Furthermore, you might have noticed that all columns have the same datatype. By default, a column will have the string datatype. This can easily be corrected by using the Wrangler UI, or CLI. Please note that some of the columns contain only values ‘yes’ and ‘no’. If we want to convert these columns to a Boolean datatype, we would first have to use another directive, called find-and-replace.
Next to the Wrangler data view, there’s a view called insights. The insights view enables you to quickly build a number of visualizations in a drag-and-drop manner. We are going to use the insights view to determine if the dataset contains any highly correlated fields. In order to do this, you need to add the quantitative wildcard fields into the Encoding pane twice (see screenshot below). This will show you scatter plots of the combination of all the quantitative fields.
We found that the dataset contains a number of highly correlated fields, such as total_day_minutes and total_day_charge. Depending on the type of classification algorithm you are using, highly correlated fields might affect the performance of your model in a negative way. We’ll remove a number of fields from the dataset to prevent having any highly correlated fields.

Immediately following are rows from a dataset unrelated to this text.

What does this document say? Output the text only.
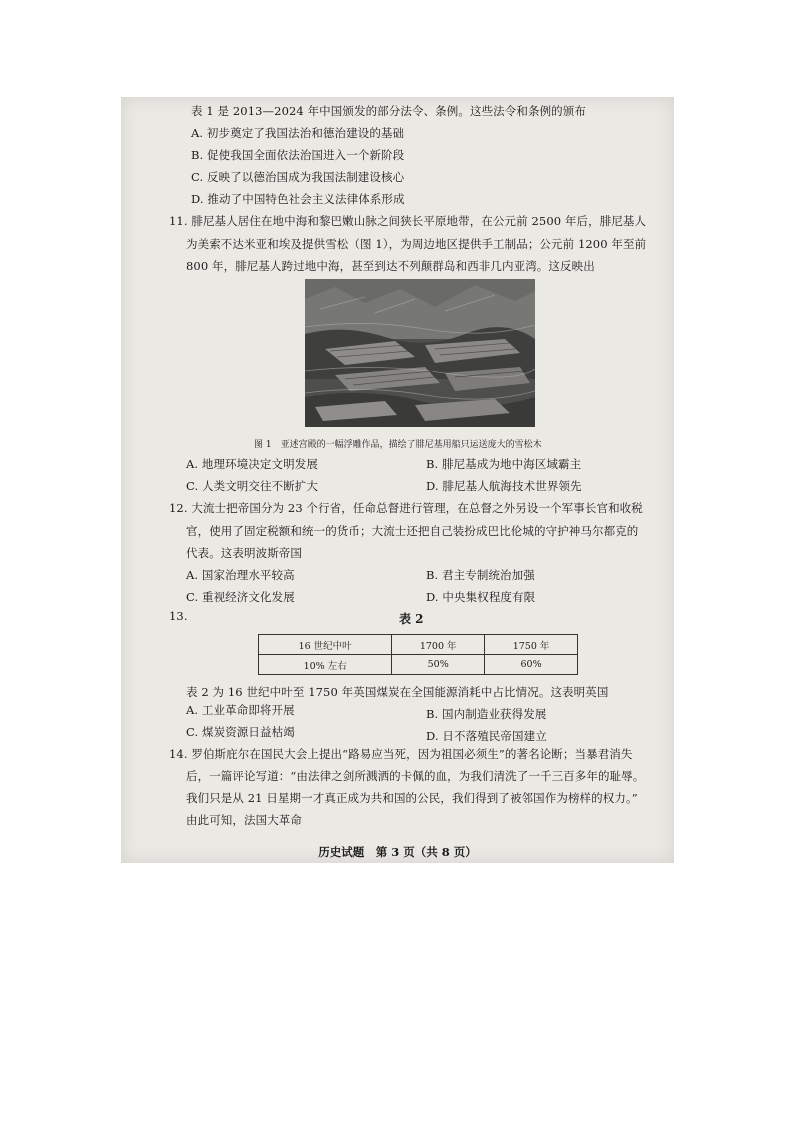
表 1 是 2013—2024 年中国颁发的部分法令、条例。这些法令和条例的颁布
A. 初步奠定了我国法治和德治建设的基础
B. 促使我国全面依法治国进入一个新阶段
C. 反映了以德治国成为我国法制建设核心
D. 推动了中国特色社会主义法律体系形成
11. 腓尼基人居住在地中海和黎巴嫩山脉之间狭长平原地带，在公元前 2500 年后，腓尼基人
为美索不达米亚和埃及提供雪松（图 1），为周边地区提供手工制品；公元前 1200 年至前
800 年，腓尼基人跨过地中海，甚至到达不列颠群岛和西非几内亚湾。这反映出
图 1　亚述宫殿的一幅浮雕作品，描绘了腓尼基用船只运送庞大的雪松木
A. 地理环境决定文明发展	B. 腓尼基成为地中海区域霸主
C. 人类文明交往不断扩大	D. 腓尼基人航海技术世界领先
12. 大流士把帝国分为 23 个行省，任命总督进行管理，在总督之外另设一个军事长官和收税
官，使用了固定税额和统一的货币；大流士还把自己装扮成巴比伦城的守护神马尔都克的
代表。这表明波斯帝国
A. 国家治理水平较高	B. 君主专制统治加强
C. 重视经济文化发展	D. 中央集权程度有限
13.	表 2
16 世纪中叶	1700 年	1750 年
10% 左右	50%	60%
表 2 为 16 世纪中叶至 1750 年英国煤炭在全国能源消耗中占比情况。这表明英国
A. 工业革命即将开展	B. 国内制造业获得发展
C. 煤炭资源日益枯竭	D. 日不落殖民帝国建立
14. 罗伯斯庇尔在国民大会上提出“路易应当死，因为祖国必须生”的著名论断；当暴君消失
后，一篇评论写道：“由法律之剑所溅洒的卡佩的血，为我们清洗了一千三百多年的耻辱。
我们只是从 21 日星期一才真正成为共和国的公民，我们得到了被邻国作为榜样的权力。”
由此可知，法国大革命
历史试题　第 3 页（共 8 页）
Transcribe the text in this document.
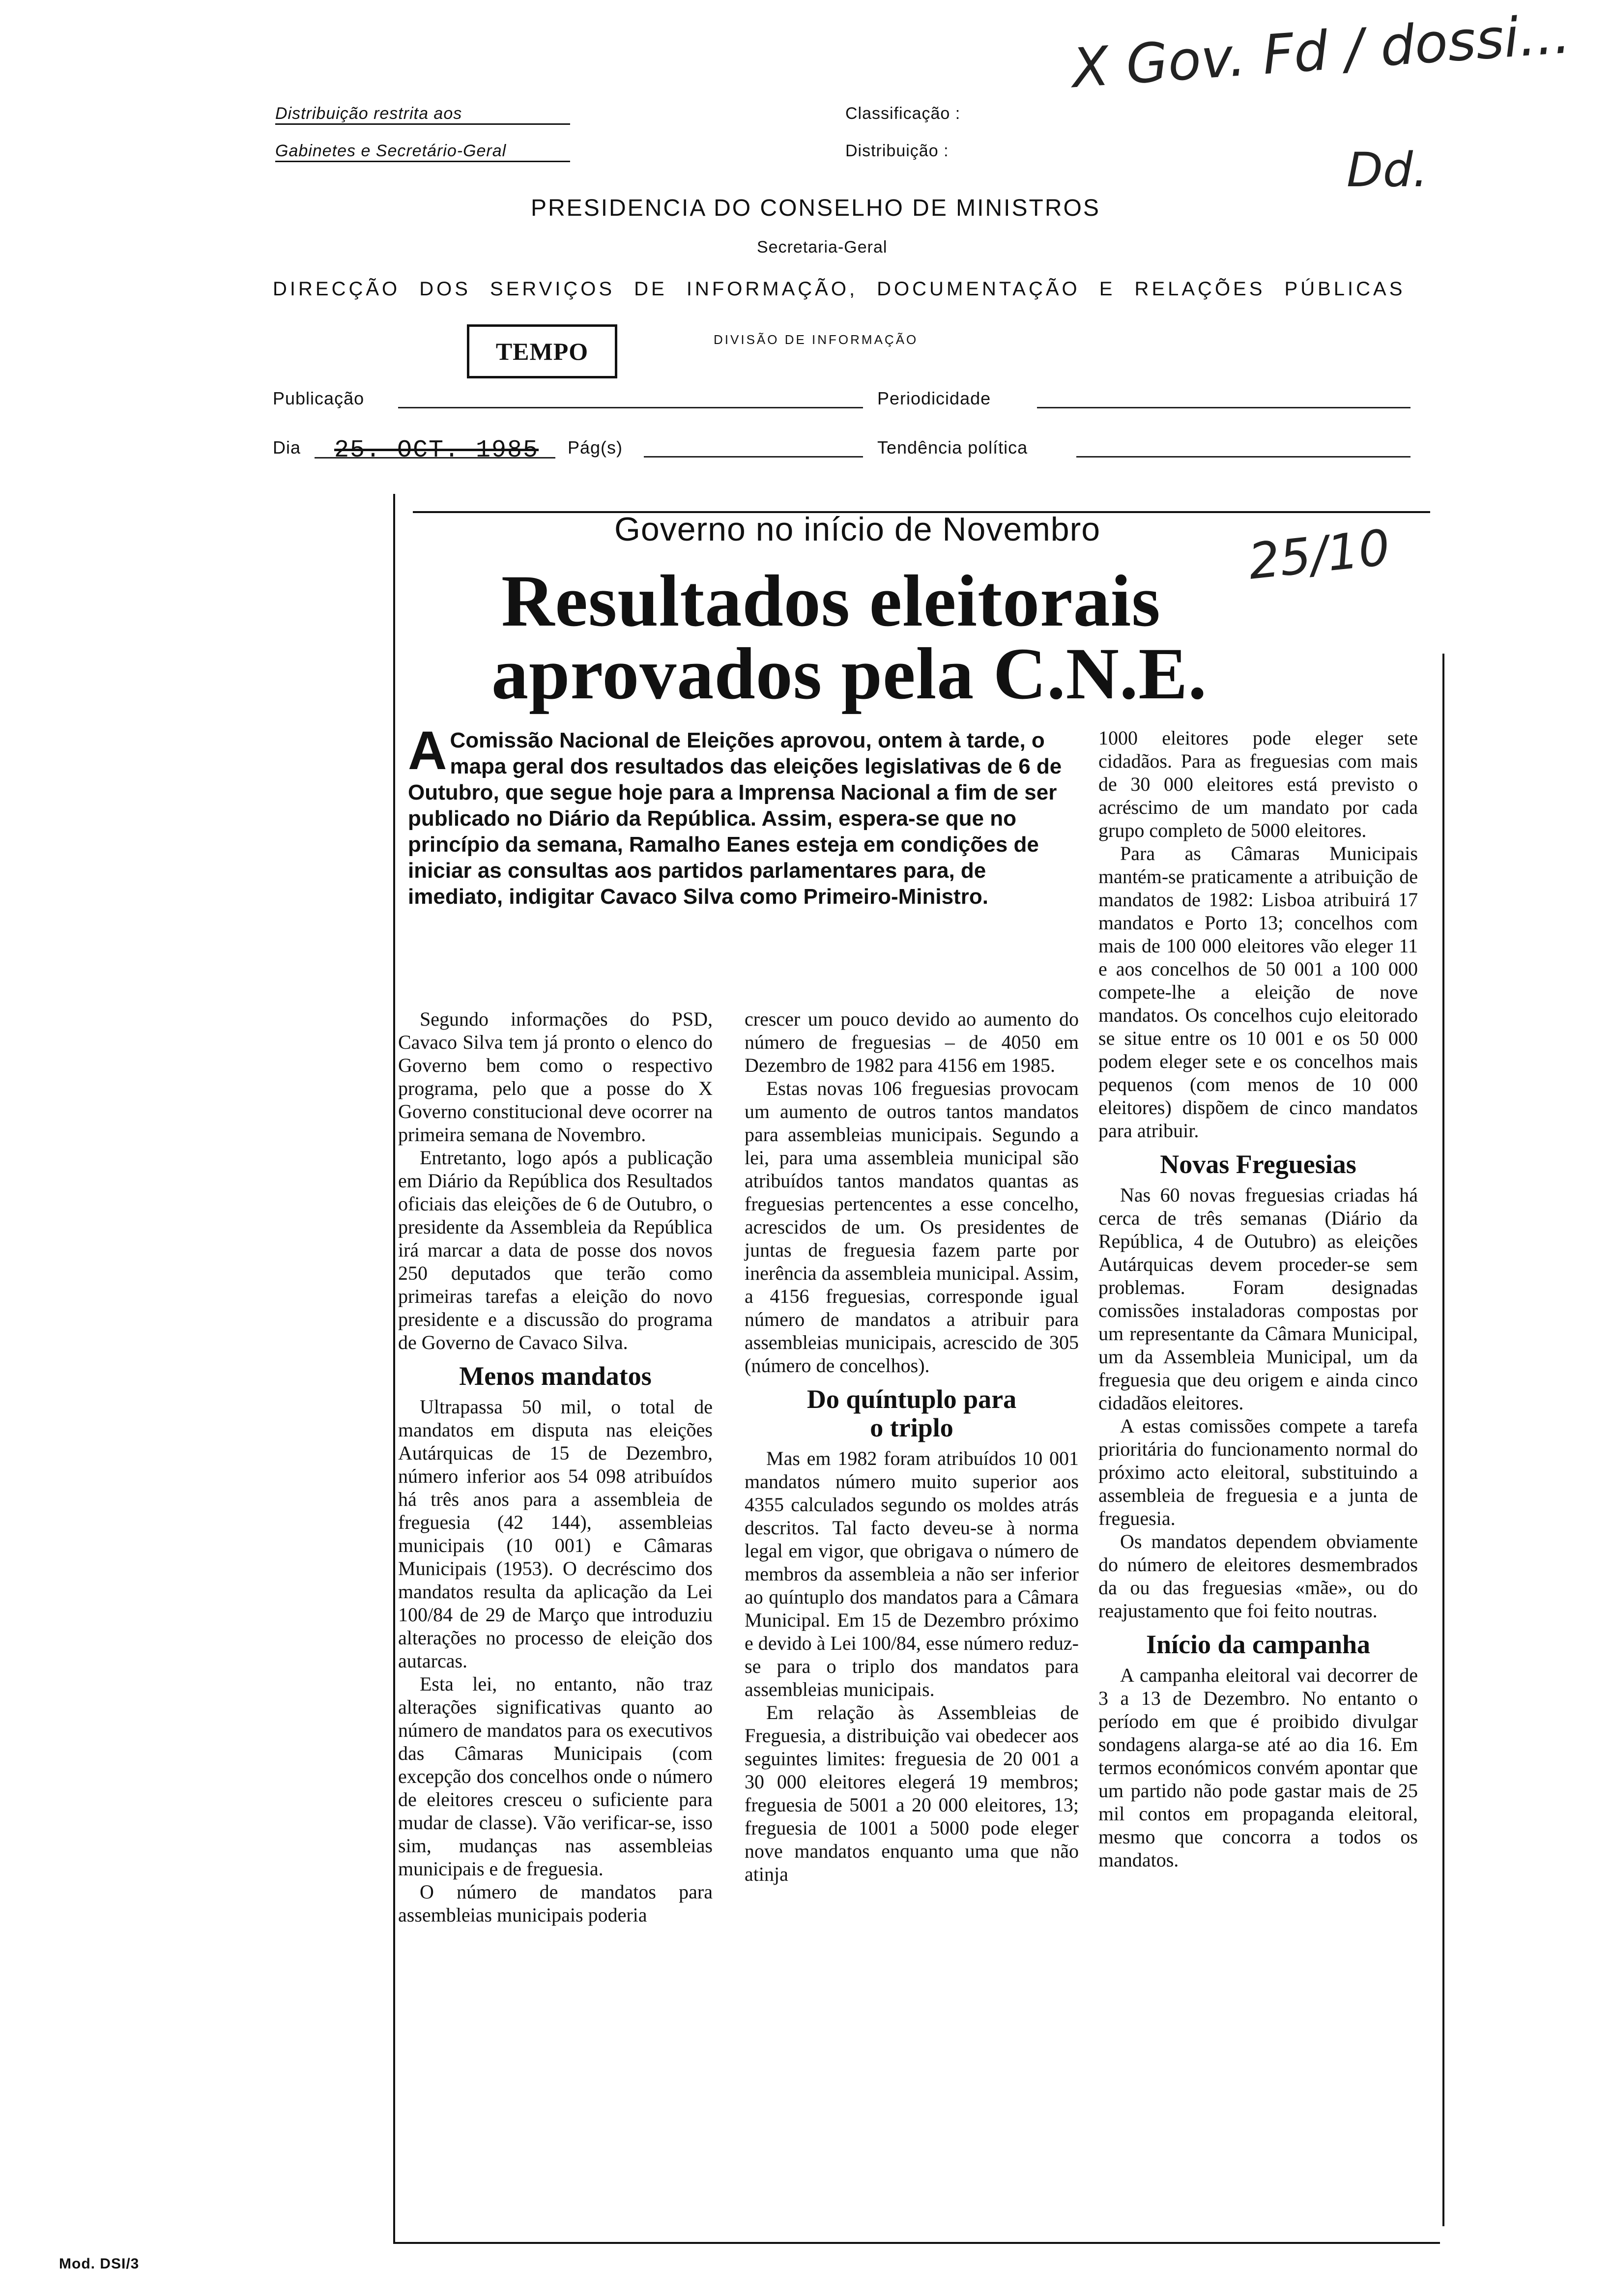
X Gov. Fd / dossi...
Dd.
Distribuição restrita aos
Gabinetes e Secretário-Geral
Classificação :
Distribuição :
PRESIDENCIA DO CONSELHO DE MINISTROS
Secretaria-Geral
DIRECÇÃO DOS SERVIÇOS DE INFORMAÇÃO, DOCUMENTAÇÃO E RELAÇÕES PÚBLICAS
TEMPO	DIVISÃO DE INFORMAÇÃO
Publicação	Periodicidade
Dia 25. OCT. 1985 Pág(s)	Tendência política
Governo no início de Novembro
Resultados eleitorais
aprovados pela C.N.E.
25/10
A Comissão Nacional de Eleições aprovou, ontem à tarde, o mapa geral dos resultados das eleições legislativas de 6 de Outubro, que segue hoje para a Imprensa Nacional a fim de ser publicado no Diário da República. Assim, espera-se que no princípio da semana, Ramalho Eanes esteja em condições de iniciar as consultas aos partidos parlamentares para, de imediato, indigitar Cavaco Silva como Primeiro-Ministro.

Segundo informações do PSD, Cavaco Silva tem já pronto o elenco do Governo bem como o respectivo programa, pelo que a posse do X Governo constitucional deve ocorrer na primeira semana de Novembro.

Entretanto, logo após a publicação em Diário da República dos Resultados oficiais das eleições de 6 de Outubro, o presidente da Assembleia da República irá marcar a data de posse dos novos 250 deputados que terão como primeiras tarefas a eleição do novo presidente e a discussão do programa de Governo de Cavaco Silva.

Menos mandatos

Ultrapassa 50 mil, o total de mandatos em disputa nas eleições Autárquicas de 15 de Dezembro, número inferior aos 54 098 atribuídos há três anos para a assembleia de freguesia (42 144), assembleias municipais (10 001) e Câmaras Municipais (1953). O decréscimo dos mandatos resulta da aplicação da Lei 100/84 de 29 de Março que introduziu alterações no processo de eleição dos autarcas.

Esta lei, no entanto, não traz alterações significativas quanto ao número de mandatos para os executivos das Câmaras Municipais (com excepção dos concelhos onde o número de eleitores cresceu o suficiente para mudar de classe). Vão verificar-se, isso sim, mudanças nas assembleias municipais e de freguesia.

O número de mandatos para assembleias municipais poderia

crescer um pouco devido ao aumento do número de freguesias – de 4050 em Dezembro de 1982 para 4156 em 1985.

Estas novas 106 freguesias provocam um aumento de outros tantos mandatos para assembleias municipais. Segundo a lei, para uma assembleia municipal são atribuídos tantos mandatos quantas as freguesias pertencentes a esse concelho, acrescidos de um. Os presidentes de juntas de freguesia fazem parte por inerência da assembleia municipal. Assim, a 4156 freguesias, corresponde igual número de mandatos a atribuir para assembleias municipais, acrescido de 305 (número de concelhos).

Do quíntuplo para o triplo

Mas em 1982 foram atribuídos 10 001 mandatos número muito superior aos 4355 calculados segundo os moldes atrás descritos. Tal facto deveu-se à norma legal em vigor, que obrigava o número de membros da assembleia a não ser inferior ao quíntuplo dos mandatos para a Câmara Municipal. Em 15 de Dezembro próximo e devido à Lei 100/84, esse número reduz-se para o triplo dos mandatos para assembleias municipais.

Em relação às Assembleias de Freguesia, a distribuição vai obedecer aos seguintes limites: freguesia de 20 001 a 30 000 eleitores elegerá 19 membros; freguesia de 5001 a 20 000 eleitores, 13; freguesia de 1001 a 5000 pode eleger nove mandatos enquanto uma que não atinja

1000 eleitores pode eleger sete cidadãos. Para as freguesias com mais de 30 000 eleitores está previsto o acréscimo de um mandato por cada grupo completo de 5000 eleitores.

Para as Câmaras Municipais mantém-se praticamente a atribuição de mandatos de 1982: Lisboa atribuirá 17 mandatos e Porto 13; concelhos com mais de 100 000 eleitores vão eleger 11 e aos concelhos de 50 001 a 100 000 compete-lhe a eleição de nove mandatos. Os concelhos cujo eleitorado se situe entre os 10 001 e os 50 000 podem eleger sete e os concelhos mais pequenos (com menos de 10 000 eleitores) dispõem de cinco mandatos para atribuir.

Novas Freguesias

Nas 60 novas freguesias criadas há cerca de três semanas (Diário da República, 4 de Outubro) as eleições Autárquicas devem proceder-se sem problemas. Foram designadas comissões instaladoras compostas por um representante da Câmara Municipal, um da Assembleia Municipal, um da freguesia que deu origem e ainda cinco cidadãos eleitores.

A estas comissões compete a tarefa prioritária do funcionamento normal do próximo acto eleitoral, substituindo a assembleia de freguesia e a junta de freguesia.

Os mandatos dependem obviamente do número de eleitores desmembrados da ou das freguesias «mãe», ou do reajustamento que foi feito noutras.

Início da campanha

A campanha eleitoral vai decorrer de 3 a 13 de Dezembro. No entanto o período em que é proibido divulgar sondagens alarga-se até ao dia 16. Em termos económicos convém apontar que um partido não pode gastar mais de 25 mil contos em propaganda eleitoral, mesmo que concorra a todos os mandatos.

Mod. DSI/3
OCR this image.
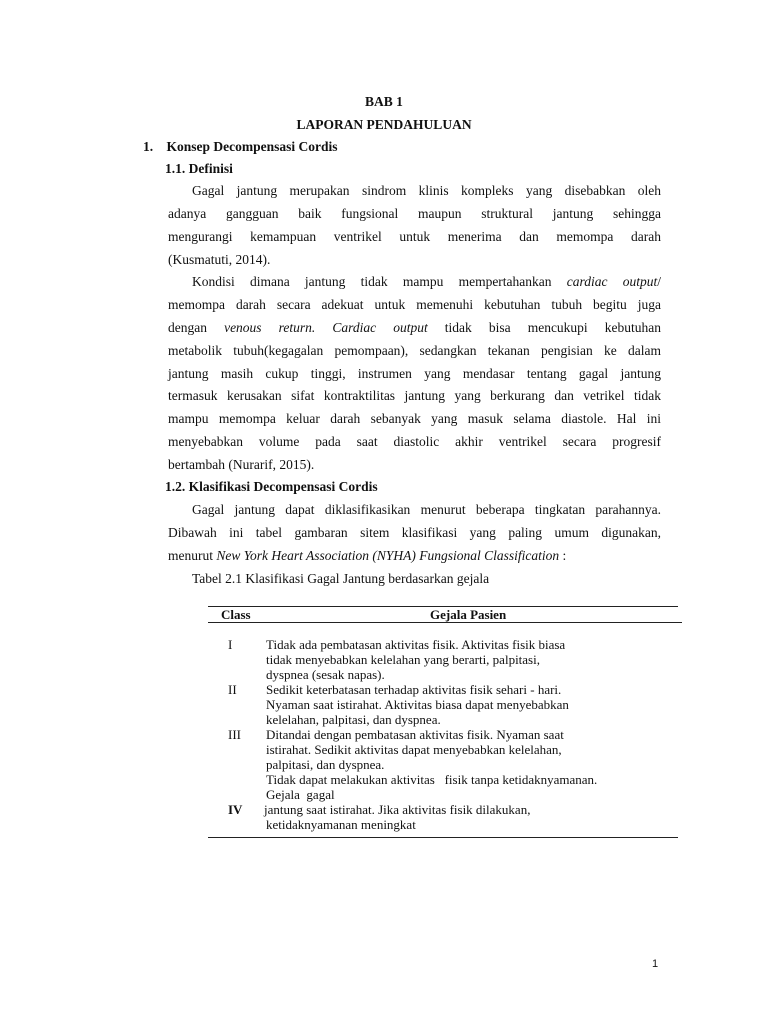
BAB 1
LAPORAN PENDAHULUAN
1. Konsep Decompensasi Cordis
1.1. Definisi
Gagal jantung merupakan sindrom klinis kompleks yang disebabkan oleh
adanya gangguan baik fungsional maupun struktural jantung sehingga
mengurangi kemampuan ventrikel untuk menerima dan memompa darah
(Kusmatuti, 2014).
Kondisi dimana jantung tidak mampu mempertahankan cardiac output/
memompa darah secara adekuat untuk memenuhi kebutuhan tubuh begitu juga
dengan venous return. Cardiac output tidak bisa mencukupi kebutuhan
metabolik tubuh(kegagalan pemompaan), sedangkan tekanan pengisian ke dalam
jantung masih cukup tinggi, instrumen yang mendasar tentang gagal jantung
termasuk kerusakan sifat kontraktilitas jantung yang berkurang dan vetrikel tidak
mampu memompa keluar darah sebanyak yang masuk selama diastole. Hal ini
menyebabkan volume pada saat diastolic akhir ventrikel secara progresif
bertambah (Nurarif, 2015).
1.2. Klasifikasi Decompensasi Cordis
Gagal jantung dapat diklasifikasikan menurut beberapa tingkatan parahannya.
Dibawah ini tabel gambaran sitem klasifikasi yang paling umum digunakan,
menurut New York Heart Association (NYHA) Fungsional Classification :
Tabel 2.1 Klasifikasi Gagal Jantung berdasarkan gejala
Class	Gejala Pasien
I	Tidak ada pembatasan aktivitas fisik. Aktivitas fisik biasa
tidak menyebabkan kelelahan yang berarti, palpitasi,
dyspnea (sesak napas).
II Sedikit keterbatasan terhadap aktivitas fisik sehari - hari.
Nyaman saat istirahat. Aktivitas biasa dapat menyebabkan
kelelahan, palpitasi, dan dyspnea.
III Ditandai dengan pembatasan aktivitas fisik. Nyaman saat
istirahat. Sedikit aktivitas dapat menyebabkan kelelahan,
palpitasi, dan dyspnea.
Tidak dapat melakukan aktivitas   fisik tanpa ketidaknyamanan.
Gejala  gagal
IV jantung saat istirahat. Jika aktivitas fisik dilakukan,
ketidaknyamanan meningkat
1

The final script of directives in Wrangler will look as follows:
parse-as-csv :body ‘,’ true
set-type :account_length integer
set-type :number_vmail_messages integer
set-type :total_day_calls integer
set-type :total_eve_minutes double
set-type :total_eve_calls integer
set-type :total_night_minutes double
set-type :total_night_calls integer
set-type :total_intl_minutes double
set-type :total_intl_calls integer
set-type :customer_service_calls integer
set-type :churn boolean
find-and-replace international_plan s/^yes$/true/g
find-and-replace international_plan s/^no$/false/g
set-type :international_plan boolean
find-and-replace voice_mail_plan s/^yes$/true/g
find-and-replace voice_mail_plan s/^no$/false/g
set-type :voice_mail_plan boolean
After completing our Wrangler transform, we end up with a pipeline that looks like this:
We want our data to be available in BigQuery, so we need to add the BigQuery sink:
After the BigQuery sink is connected, we have to supply some additional properties, such as reference name, dataset and table.
If you look at the left-hand side of your screen, you can see that the input schema has been automatically added. The output schema hasn’t, although by default it will use the same schema. Once completed, we can see our complete data pipeline.
Finally, it’s time to deploy and run our pipeline. Data Fusion starts by provisioning a Dataproc cluster to run your data pipeline on. Once your job has finished, it will automatically shutdown and destroy the cluster in order to save resources. While your pipeline is running, you have some tools to inspect progress, see how many elements have been processed, errors that might have occurred and there’s an overview of all the log messages for debugging. After the job has run, we can see that the dataset has appeared in Big Query.
In this blog post we used Cloud Data Fusion to build an ETL pipeline without writing a single line of code. We loaded a CSV file from Google Cloud Storage, made some transformations and loaded the data into BigQuery.
I was really impressed by Wrangler because it made transforming the CSV file a really rapid and straightforward process. I felt like the visualizations tab could be improve a little. It took me a while to figure out how to create a bunch of scatter plots, without having to make a manual combination of each of the individual fields.
I believe Cloud Data Fusion is a great tool for any data professional in the organisation who wants to rapidly develop data pipelines, without needing thorough knowledge of cloud, data sources, or software engineering.
In the next blog post, we will have a look at AutoML Tables and build a churn prediction model using the data we’ve loaded into BigQuery.